Carlos, vou arrombar seu cuzinho igual arrombei o do seu marido.
Sandra, não, pelo cu não! O cu é do meu papito!
Quebra tudo, você tem minha permissão
Carlos estava ficando mais macho que eu e naquele momento não gostei nem um pouco, então me coloquei atrás dele e enquanto ele ia enfiando o pau dele no cu da Sandra, eu abri o dele.
Carlos, não, velho, não, não, o que você tá fazendoooo ahhhhh tira, filho da putaaa, tira esse pau do meu cuuu
Quando ele disse isso, eu já tinha a cabeça do meu pau lá dentro e, com um empuxo só, enfiei até o fundo. O que aquele filho da puta gritou!
Carlos, você me arrebentou o cuuuu, tá doendooo, tira essa porra, filho da puta, tira de uma vezzzz
Agora você tá tão viado quanto o Ariel, segura um minuto que você vai ver como você gosta... você arromba o cu da putinha enquanto eu arrombo o seu
Finalmente o Carlos cedeu e deixou eu tomar conta do seu rabo, e depois de um tempo ouvi ele gemendo, ele estava gostando de sentir minha pica entrando e saindo.
Viu que você gosta, viu que é gostoso sentir ela, agora sério quer que eu tire?
Carlos, continua, filho da puta, não para, me arromba bem essa bunda, você já acabou com ela, assim assim assimii agora eu sou tão puto quanto o Ariellll ahhh ahhhh ahhhh que pau você temmmm
Cada vez que eu metia, era uma metida que a Sandrita recebia e ela ficava louca com o que estava acontecendo. Assim continuamos até que no final eu gozei dentro do cu arrombado do Carlos, fazendo ele gemer que nem uma putinha. Tinha certeza que ele já não estava mais curtindo dar o cu pra Sandra, mas talvez por inércia continuou comendo ela, querendo gozar também. Mas eu tirei ele e comecei a comer ela eu mesmo. Sandra sentiu a diferença e teve outro orgasmo. Saí do quarto junto com o Carlos, tomei um banho e depois ele tomou outro. Tomamos uma cerveza enquanto Sandra ficava num banho demorado.
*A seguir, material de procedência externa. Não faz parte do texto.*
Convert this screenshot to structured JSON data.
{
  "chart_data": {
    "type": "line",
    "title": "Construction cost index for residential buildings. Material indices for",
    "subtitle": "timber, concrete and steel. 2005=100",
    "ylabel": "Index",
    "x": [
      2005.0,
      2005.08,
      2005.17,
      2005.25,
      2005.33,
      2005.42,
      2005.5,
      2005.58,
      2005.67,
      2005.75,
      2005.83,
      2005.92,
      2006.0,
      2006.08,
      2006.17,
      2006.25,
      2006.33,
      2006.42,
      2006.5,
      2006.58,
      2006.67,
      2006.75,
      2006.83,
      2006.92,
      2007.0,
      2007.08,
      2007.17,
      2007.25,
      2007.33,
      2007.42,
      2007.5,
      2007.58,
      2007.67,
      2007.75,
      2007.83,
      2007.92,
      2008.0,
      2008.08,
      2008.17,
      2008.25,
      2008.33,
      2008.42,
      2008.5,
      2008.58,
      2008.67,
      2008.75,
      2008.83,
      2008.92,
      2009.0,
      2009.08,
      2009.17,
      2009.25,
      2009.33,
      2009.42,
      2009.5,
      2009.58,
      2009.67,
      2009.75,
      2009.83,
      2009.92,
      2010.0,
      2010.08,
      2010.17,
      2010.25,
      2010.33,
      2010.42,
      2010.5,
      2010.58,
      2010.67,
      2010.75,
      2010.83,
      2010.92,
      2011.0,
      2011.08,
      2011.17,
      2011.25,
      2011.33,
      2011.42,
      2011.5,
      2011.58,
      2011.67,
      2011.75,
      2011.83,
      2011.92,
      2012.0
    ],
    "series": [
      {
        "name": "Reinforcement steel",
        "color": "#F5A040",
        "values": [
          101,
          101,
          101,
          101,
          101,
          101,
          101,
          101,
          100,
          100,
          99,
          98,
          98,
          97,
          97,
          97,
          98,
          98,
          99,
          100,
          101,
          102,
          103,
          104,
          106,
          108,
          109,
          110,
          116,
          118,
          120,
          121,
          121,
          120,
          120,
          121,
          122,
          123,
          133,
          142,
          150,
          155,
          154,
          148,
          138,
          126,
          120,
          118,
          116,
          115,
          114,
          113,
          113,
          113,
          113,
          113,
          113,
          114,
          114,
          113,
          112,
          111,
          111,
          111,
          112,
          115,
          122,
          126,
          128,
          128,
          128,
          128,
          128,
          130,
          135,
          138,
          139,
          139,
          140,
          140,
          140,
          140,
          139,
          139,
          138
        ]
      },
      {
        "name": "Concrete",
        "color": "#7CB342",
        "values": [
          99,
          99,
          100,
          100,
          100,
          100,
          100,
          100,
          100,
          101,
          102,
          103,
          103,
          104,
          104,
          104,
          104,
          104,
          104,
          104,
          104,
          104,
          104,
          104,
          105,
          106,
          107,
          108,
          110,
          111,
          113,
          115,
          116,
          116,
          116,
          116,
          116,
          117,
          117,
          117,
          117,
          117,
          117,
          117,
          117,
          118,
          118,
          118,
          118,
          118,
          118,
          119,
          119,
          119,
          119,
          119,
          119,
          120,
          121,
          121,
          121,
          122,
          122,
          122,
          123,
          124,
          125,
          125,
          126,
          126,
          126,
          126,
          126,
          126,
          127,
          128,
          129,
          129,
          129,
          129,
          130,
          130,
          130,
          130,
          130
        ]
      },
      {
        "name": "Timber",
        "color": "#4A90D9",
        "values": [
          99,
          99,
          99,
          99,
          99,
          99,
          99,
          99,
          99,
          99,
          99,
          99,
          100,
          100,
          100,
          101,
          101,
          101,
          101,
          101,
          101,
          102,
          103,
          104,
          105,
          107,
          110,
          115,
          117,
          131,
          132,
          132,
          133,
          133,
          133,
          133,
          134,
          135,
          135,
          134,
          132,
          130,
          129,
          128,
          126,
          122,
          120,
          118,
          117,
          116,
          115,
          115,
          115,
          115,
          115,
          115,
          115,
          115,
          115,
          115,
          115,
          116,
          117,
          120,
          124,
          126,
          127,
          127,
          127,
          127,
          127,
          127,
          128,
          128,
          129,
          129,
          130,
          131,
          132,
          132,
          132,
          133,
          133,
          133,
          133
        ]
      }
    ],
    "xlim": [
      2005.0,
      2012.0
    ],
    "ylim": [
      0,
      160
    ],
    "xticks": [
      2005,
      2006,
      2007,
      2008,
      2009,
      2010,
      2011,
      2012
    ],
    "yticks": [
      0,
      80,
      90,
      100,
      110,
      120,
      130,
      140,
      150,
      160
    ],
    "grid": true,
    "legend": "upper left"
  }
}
Carlos, o que foi que você fez, cara? Por que fez isso? Por que me arrombou o cu?
É que já estava bem aberto, tenho certeza que não fui o primeiro e você adorou demais
Carlos, tudo bem, mas disso você não conta pra ninguém, hein?
Fica tranquilo, e se você gostou, podemos repetir. Eu adoraria fazer de novo.
Carlos, e a Sandra? Como eu sei que ela não vai falar nada?
Sandra é minha putinha, não é uma boa ideia fazer isso, te garanto. Me veio uma ideia, que tal a gente se encontrar no sábado?
Carlos, no sábado? Pra gente se encontrar, pra gente transar de novo?
Eu tava pensando em a gente se reunir os cinco, Sandra, Ariel, você e sua mulher, só um jantarzinho legal mesmo
Carlos, me fala a verdade, você quer comer minha mulher, não é?
A verdade é que eu sempre quis comer a gostosa.
Carlos, você sabe que se pegar ela, vai rachar ela no meio, né?
E você adoraria ver, não pode negar
Carlos, então não convida eles, melhor ficar sozinhos, não acha?